Melhora do desempenho cardio-respiratório é útil para prevenção/tratamento da Síndrome Metabólica em idosos?


Helena Schmid, MD, PhD
Professora Associada da UFRGS/ HCPA
Professora Titular UFCSPA

Estudos transversais tem mostrado uma associação inversa entre desempenho cardio-respiratório e a ocorrência de Síndrome Metabólica (SMet) em homens e mulheres de meia idade e idosos.

Em colunas anteriores apresentamos artigos que avaliaram os efeitos do exercício físico em indivíduos com Diabetes tipo 1 e 2. Agora estamos trazendo dados sobre os efeitos do exercício físico em pessoas idosas (57 a 78 anos) e que foram consideradas como apresentando SMet pelo critério do NCEP (National Cholesterol Education Program).

O trabalho foi publicado no periódico Diabetes Care em julho de 2010, sendo parte de um estudo maior de coorte que vem sendo realizado na Finlandia, Kuopio, denominado DR’s EXTRA (The dose response to exercise training study) e tendo como primeiro autor Hassinen M.

Até a ocorrência desta publicação, existiam alguns dados na literatura sobre a prevenção de SMet em pessoas de média idade e nenhum avaliando a possibilidade de resolução da SMet com aumento da atividade física. Nenhum estudo havia sido conduzido em pessoas idosas. O trabalho aqui descrito foi denominado Desempenho Cardiorespiratório e Síndrome Metabólica em Homens e Mulheres Idosos: estudo tipo dose resposta para treinamento em exercícios físicos.

O objetivo foi avaliar em 1226 pessoas com 57 a 78 anos o efeito do exercício físico sobre o desenvolvimento e resolução da SMet, no período de 2 anos. A captação máxima de Oxigênio Vo (2max) foi realizada diretamente por análise de gases respiratórios durante um teste de capacidade máxima.

Foi mostrado que um aumento da Vo (2max) de um desvio padrão acima do basal, foi associado com diminuição de 44% (95% CI 24-58) do risco de desenvolver a SMet.

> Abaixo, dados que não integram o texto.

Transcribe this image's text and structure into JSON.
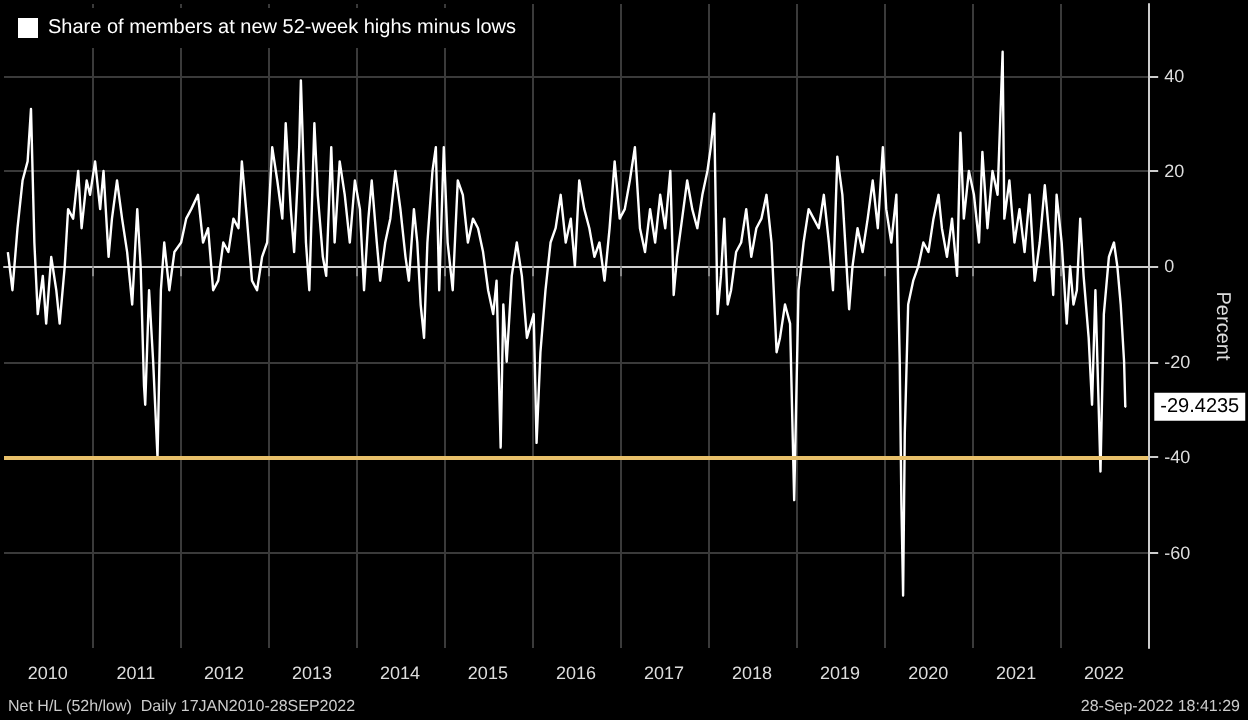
{
  "chart_data": {
    "type": "line",
    "ylabel": "Percent",
    "legend": "top left",
    "grid": true,
    "marker": "none",
    "line_style": "solid",
    "xlim": [
      "2010-01-01",
      "2023-01-01"
    ],
    "xticks": [
      {
        "value": "2010-07-02",
        "label": "2010"
      },
      {
        "value": "2011-07-02",
        "label": "2011"
      },
      {
        "value": "2012-07-02",
        "label": "2012"
      },
      {
        "value": "2013-07-02",
        "label": "2013"
      },
      {
        "value": "2014-07-02",
        "label": "2014"
      },
      {
        "value": "2015-07-02",
        "label": "2015"
      },
      {
        "value": "2016-07-02",
        "label": "2016"
      },
      {
        "value": "2017-07-02",
        "label": "2017"
      },
      {
        "value": "2018-07-02",
        "label": "2018"
      },
      {
        "value": "2019-07-02",
        "label": "2019"
      },
      {
        "value": "2020-07-02",
        "label": "2020"
      },
      {
        "value": "2021-07-02",
        "label": "2021"
      },
      {
        "value": "2022-07-02",
        "label": "2022"
      },
      {
        "value": "2011-01-01",
        "label": null
      },
      {
        "value": "2012-01-01",
        "label": null
      },
      {
        "value": "2013-01-01",
        "label": null
      },
      {
        "value": "2014-01-01",
        "label": null
      },
      {
        "value": "2015-01-01",
        "label": null
      },
      {
        "value": "2016-01-01",
        "label": null
      },
      {
        "value": "2017-01-01",
        "label": null
      },
      {
        "value": "2018-01-01",
        "label": null
      },
      {
        "value": "2019-01-01",
        "label": null
      },
      {
        "value": "2020-01-01",
        "label": null
      },
      {
        "value": "2021-01-01",
        "label": null
      },
      {
        "value": "2022-01-01",
        "label": null
      }
    ],
    "ylim": [
      -80,
      55
    ],
    "yticks": [
      -60,
      -40,
      -20,
      0,
      20,
      40
    ],
    "ref_lines": [
      {
        "axis": "y",
        "value": -40,
        "color": "#e8c06a"
      }
    ],
    "annotations": [
      {
        "text": "-29.4235",
        "x": "2022-09-28",
        "y": -29.4235
      },
      "Net H/L (52h/low)  Daily 17JAN2010-28SEP2022",
      "28-Sep-2022 18:41:29"
    ],
    "x": [
      "2010-01-17",
      "2010-02-05",
      "2010-02-26",
      "2010-03-19",
      "2010-04-09",
      "2010-04-23",
      "2010-05-07",
      "2010-05-21",
      "2010-06-11",
      "2010-06-25",
      "2010-07-16",
      "2010-08-06",
      "2010-08-20",
      "2010-09-10",
      "2010-09-24",
      "2010-10-15",
      "2010-11-05",
      "2010-11-19",
      "2010-12-10",
      "2010-12-24",
      "2011-01-14",
      "2011-02-04",
      "2011-02-18",
      "2011-03-11",
      "2011-03-25",
      "2011-04-15",
      "2011-05-06",
      "2011-05-27",
      "2011-06-17",
      "2011-07-08",
      "2011-07-22",
      "2011-08-05",
      "2011-08-10",
      "2011-08-26",
      "2011-09-12",
      "2011-09-30",
      "2011-10-14",
      "2011-10-28",
      "2011-11-18",
      "2011-12-09",
      "2012-01-06",
      "2012-01-27",
      "2012-02-17",
      "2012-03-16",
      "2012-04-06",
      "2012-04-27",
      "2012-05-18",
      "2012-06-08",
      "2012-06-29",
      "2012-07-20",
      "2012-08-10",
      "2012-08-31",
      "2012-09-14",
      "2012-10-05",
      "2012-10-26",
      "2012-11-16",
      "2012-12-07",
      "2012-12-28",
      "2013-01-18",
      "2013-02-08",
      "2013-03-01",
      "2013-03-15",
      "2013-04-05",
      "2013-04-19",
      "2013-05-10",
      "2013-05-17",
      "2013-06-07",
      "2013-06-21",
      "2013-07-12",
      "2013-07-26",
      "2013-08-16",
      "2013-08-30",
      "2013-09-20",
      "2013-10-04",
      "2013-10-25",
      "2013-11-15",
      "2013-12-06",
      "2013-12-27",
      "2014-01-17",
      "2014-02-03",
      "2014-02-21",
      "2014-03-07",
      "2014-03-28",
      "2014-04-11",
      "2014-05-02",
      "2014-05-23",
      "2014-06-13",
      "2014-07-04",
      "2014-07-25",
      "2014-08-08",
      "2014-08-29",
      "2014-09-12",
      "2014-09-26",
      "2014-10-10",
      "2014-10-24",
      "2014-11-14",
      "2014-11-28",
      "2014-12-12",
      "2014-12-31",
      "2015-01-16",
      "2015-02-06",
      "2015-02-27",
      "2015-03-20",
      "2015-04-10",
      "2015-05-01",
      "2015-05-22",
      "2015-06-12",
      "2015-07-03",
      "2015-07-24",
      "2015-08-07",
      "2015-08-24",
      "2015-09-04",
      "2015-09-18",
      "2015-10-09",
      "2015-10-30",
      "2015-11-20",
      "2015-12-11",
      "2016-01-08",
      "2016-01-20",
      "2016-02-05",
      "2016-02-26",
      "2016-03-18",
      "2016-04-08",
      "2016-04-29",
      "2016-05-20",
      "2016-06-10",
      "2016-06-27",
      "2016-07-15",
      "2016-08-05",
      "2016-08-26",
      "2016-09-16",
      "2016-10-07",
      "2016-10-28",
      "2016-11-18",
      "2016-12-09",
      "2016-12-30",
      "2017-01-20",
      "2017-02-10",
      "2017-03-03",
      "2017-03-24",
      "2017-04-14",
      "2017-05-05",
      "2017-05-26",
      "2017-06-16",
      "2017-07-07",
      "2017-07-28",
      "2017-08-11",
      "2017-08-25",
      "2017-09-15",
      "2017-10-06",
      "2017-10-27",
      "2017-11-17",
      "2017-12-08",
      "2017-12-29",
      "2018-01-12",
      "2018-01-26",
      "2018-02-09",
      "2018-02-23",
      "2018-03-09",
      "2018-03-23",
      "2018-04-06",
      "2018-04-27",
      "2018-05-18",
      "2018-06-08",
      "2018-06-29",
      "2018-07-20",
      "2018-08-10",
      "2018-08-31",
      "2018-09-21",
      "2018-10-12",
      "2018-10-26",
      "2018-11-16",
      "2018-12-07",
      "2018-12-24",
      "2019-01-11",
      "2019-02-01",
      "2019-02-22",
      "2019-03-15",
      "2019-04-05",
      "2019-04-26",
      "2019-05-17",
      "2019-06-03",
      "2019-06-21",
      "2019-07-12",
      "2019-08-09",
      "2019-08-23",
      "2019-09-13",
      "2019-10-04",
      "2019-10-25",
      "2019-11-15",
      "2019-12-06",
      "2019-12-27",
      "2020-01-10",
      "2020-01-31",
      "2020-02-21",
      "2020-03-06",
      "2020-03-13",
      "2020-03-20",
      "2020-03-27",
      "2020-04-10",
      "2020-05-01",
      "2020-05-22",
      "2020-06-12",
      "2020-07-03",
      "2020-07-24",
      "2020-08-14",
      "2020-08-28",
      "2020-09-18",
      "2020-10-09",
      "2020-10-30",
      "2020-11-13",
      "2020-11-27",
      "2020-12-18",
      "2021-01-08",
      "2021-01-29",
      "2021-02-12",
      "2021-03-05",
      "2021-03-26",
      "2021-04-16",
      "2021-05-07",
      "2021-05-14",
      "2021-06-04",
      "2021-06-25",
      "2021-07-16",
      "2021-08-06",
      "2021-08-27",
      "2021-09-17",
      "2021-10-08",
      "2021-10-29",
      "2021-11-19",
      "2021-12-03",
      "2021-12-17",
      "2022-01-07",
      "2022-01-28",
      "2022-02-11",
      "2022-02-25",
      "2022-03-11",
      "2022-03-25",
      "2022-04-08",
      "2022-04-29",
      "2022-05-13",
      "2022-05-27",
      "2022-06-17",
      "2022-07-01",
      "2022-07-22",
      "2022-08-12",
      "2022-08-26",
      "2022-09-09",
      "2022-09-23",
      "2022-09-28"
    ],
    "series": [
      {
        "name": "Share of members at new 52-week highs minus lows",
        "color": "#ffffff",
        "values": [
          3,
          -5,
          8,
          18,
          22,
          33,
          5,
          -10,
          -2,
          -12,
          2,
          -5,
          -12,
          0,
          12,
          10,
          20,
          8,
          18,
          15,
          22,
          12,
          20,
          2,
          10,
          18,
          10,
          3,
          -8,
          12,
          0,
          -25,
          -29,
          -5,
          -20,
          -40,
          -5,
          5,
          -5,
          3,
          5,
          10,
          12,
          15,
          5,
          8,
          -5,
          -3,
          5,
          3,
          10,
          8,
          22,
          10,
          -3,
          -5,
          2,
          5,
          25,
          18,
          10,
          30,
          12,
          3,
          25,
          39,
          5,
          -5,
          30,
          15,
          2,
          -2,
          25,
          5,
          22,
          15,
          5,
          18,
          12,
          -5,
          10,
          18,
          5,
          -3,
          5,
          10,
          20,
          12,
          2,
          -3,
          12,
          5,
          -8,
          -15,
          5,
          20,
          25,
          -5,
          25,
          5,
          -5,
          18,
          15,
          5,
          10,
          8,
          3,
          -5,
          -10,
          -3,
          -38,
          -8,
          -20,
          -2,
          5,
          -2,
          -15,
          -10,
          -37,
          -18,
          -5,
          5,
          8,
          15,
          5,
          10,
          0,
          18,
          12,
          8,
          2,
          5,
          -3,
          8,
          22,
          10,
          12,
          18,
          25,
          8,
          3,
          12,
          5,
          15,
          8,
          20,
          -6,
          2,
          10,
          18,
          12,
          8,
          15,
          20,
          25,
          32,
          -10,
          -2,
          10,
          -8,
          -5,
          3,
          5,
          12,
          2,
          8,
          10,
          15,
          5,
          -18,
          -15,
          -8,
          -12,
          -49,
          -5,
          5,
          12,
          10,
          8,
          15,
          5,
          -5,
          23,
          15,
          -9,
          0,
          8,
          3,
          10,
          18,
          8,
          25,
          12,
          5,
          15,
          -20,
          -50,
          -69,
          -35,
          -8,
          -3,
          0,
          5,
          3,
          10,
          15,
          8,
          2,
          10,
          -2,
          28,
          10,
          20,
          15,
          5,
          24,
          8,
          20,
          15,
          45,
          10,
          18,
          5,
          12,
          3,
          15,
          -3,
          5,
          17,
          5,
          -6,
          15,
          5,
          -12,
          0,
          -8,
          -5,
          10,
          -2,
          -15,
          -29,
          -5,
          -43,
          -10,
          2,
          5,
          0,
          -8,
          -20,
          -29.4235
        ]
      }
    ]
  }
}
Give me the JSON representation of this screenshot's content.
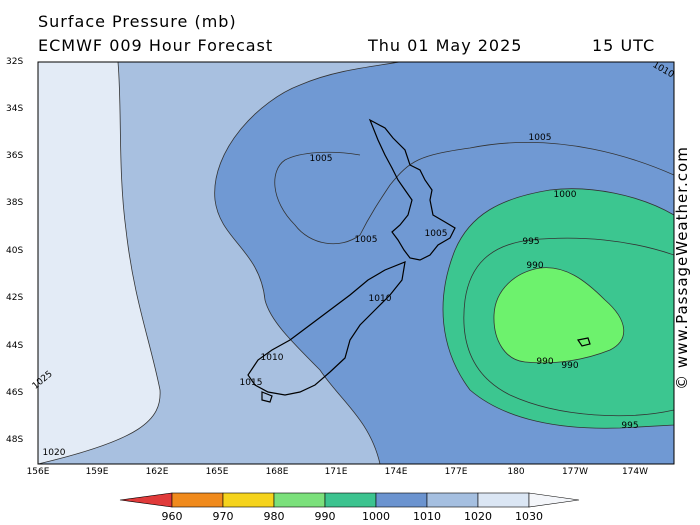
{
  "header": {
    "title": "Surface Pressure (mb)",
    "subtitle": "ECMWF 009 Hour Forecast",
    "date": "Thu 01 May 2025",
    "time": "15 UTC"
  },
  "credit": "© www.PassageWeather.com",
  "latitudes": [
    "32S",
    "34S",
    "36S",
    "38S",
    "40S",
    "42S",
    "44S",
    "46S",
    "48S"
  ],
  "longitudes": [
    "156E",
    "159E",
    "162E",
    "165E",
    "168E",
    "171E",
    "174E",
    "177E",
    "180",
    "177W",
    "174W"
  ],
  "isobar_labels": [
    "1010",
    "1005",
    "1005",
    "1005",
    "1005",
    "1000",
    "995",
    "990",
    "990",
    "990",
    "995",
    "1010",
    "1010",
    "1015",
    "1020",
    "1025"
  ],
  "colorbar": {
    "ticks": [
      "960",
      "970",
      "980",
      "990",
      "1000",
      "1010",
      "1020",
      "1030"
    ],
    "colors": [
      "#e03a3a",
      "#f08a1c",
      "#f5d31c",
      "#7be07b",
      "#3cc38f",
      "#6b93cf",
      "#a5bfe0",
      "#dbe6f4"
    ]
  },
  "fill_colors": {
    "over_1015": "#e3ebf6",
    "1010_1015": "#a8c0e0",
    "1005_1010": "#7099d3",
    "995_1005": "#6b93cf",
    "990_995": "#3cc690",
    "under_990": "#6df26d",
    "land_outline": "#000000"
  }
}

Um aumento de 1 desvio padrão na  Vo (2max) aumentou a chance para resolver a MetS  em 1.8 (1.2-2.8) vezes. Os autores concluíram que níveis elevados de desempenho cardiorespiratório são protetores para a ocorrência de SMet e podem ser um tratamento resolutivo em indivíduos idosos com SMet.

Considerando os dados apresentados, entende-se que campanhas para facilitar a participação de idosos em atividades físicas provavelmente seriam úteis para diminuir o número de indivíduos idosos que por diminuírem atividades físicas quando chegam nesta faixa etária apresentam aumento das chances de doença cardiovascular e mortalidade por SMet. Além disso, estudos brasileiros projetados para avaliar esta possibilidade certamente seriam muito bem-vindos, pois poderiam ter aplicação prática imediata.